On Wilderness

Apr 25, 2021 13:59

So, I read this article a few days ago.

I have to be honest, I have mixed feelings about research like this.

It's not because it's wrong. I mean, it is to some extent; one of the authors of the study pointed out that they know the dataset has issues, but that's going to be true of pretty much any dataset that tries to cover something like human activity for the entire planet over 12,000 years. But none of that is going to affect the conclusions of the paper that much; they're right to say that the vast majority of the planet has had some degree of human presence (and, accordingly, some degree of human influence) for quite some time. And it's good to point that out, and indigenous groups and ecologists do need to collaborate more.

No, the problem is that any 100 square kilometer area with a population greater than literally zero (even if it's fractional) is given the label "cultivated," a label which extends to (but not including) 20% cover with intensive land use.

This is fine for the point they're trying to make, but on the fine scale, there are lots of places that are large blocks of uncontrolled nature which wouldn't show up on their map. For instance, Acadia National Park doesn't have a single block of 100 square kilometers with no human presence. It's still got old-growth forest, though, and the presence of humans near it does not necessarily mean that the ecology of Acadia National Park is "cultivated." That's determined by the extent to which the ecology of the region is under active control of humans, and as far as I know, it, by and large, is not.

Acadia has the usual effects of air pollution, wildlife road death, et cetera from being near humans, and the release of invasive species and attempts to control them (presumably). But it is not a garden. It is not being manipulated for the self-interest of humans. People call it "wild" even if humans had some impact on it.

Now, you might fairly ask, "Citrakayah, why the fuck do you even care about this definitional quibbling?"

I care because in the modern era, the impact of a scientific paper is not only determined by what's actually in it, but what people will say when summarizing it as a 280 character viral Twitter post. Everything gets dumbed down, and the nuance gets stripped out of it. This is bad enough when it's arguing about whether Picard was better than Kirk. It's worse when it can result in one of the fundamental justifications behind not ruining large parts of land gets stripped away.

And this really does happen. I've seen people say that certain ecosystems were mostly the result of human influence when all that's been demonstrated was that they had some amount of human influence, and I've see headlines that blare "IS THE AMAZON MAN-MADE?" (no; it predated human habitation). The difference between "humans had some impact on the ecosystem" and "humans had control over the ecosystem" tends to get ignored.

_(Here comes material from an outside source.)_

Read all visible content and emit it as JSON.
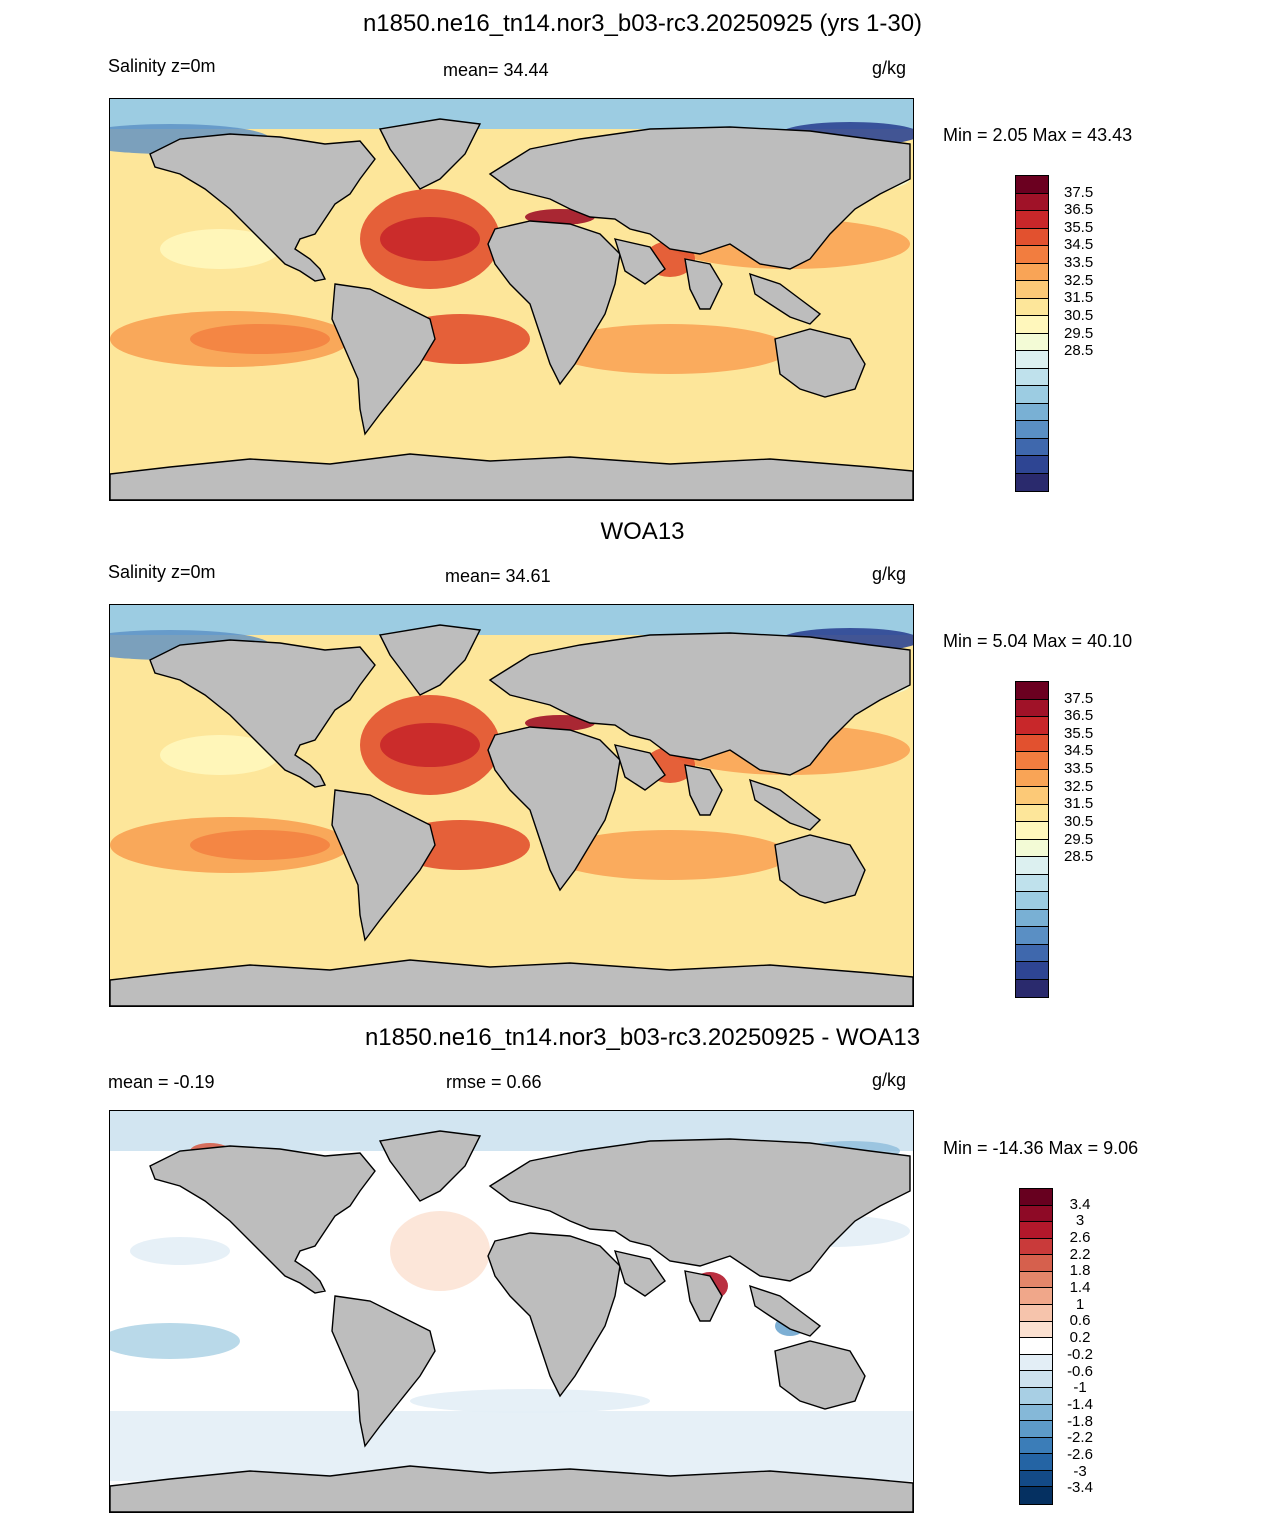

I've seen other people argue that the wild simply doesn't exist anymore, and humans should just actively manage the entire planet.

It's all too easy, whenever I see this subject pop up in the media, to see how it can get twisted into an excuse to justify the total exertion of human control. And I think that if humans do exert that sort of control, something important, if insubstantial, will be lost. And it will be followed by the loss of a great many concrete things.

This may be overly alarmist of me, and I hope it is. But it's a fear I just can't shake.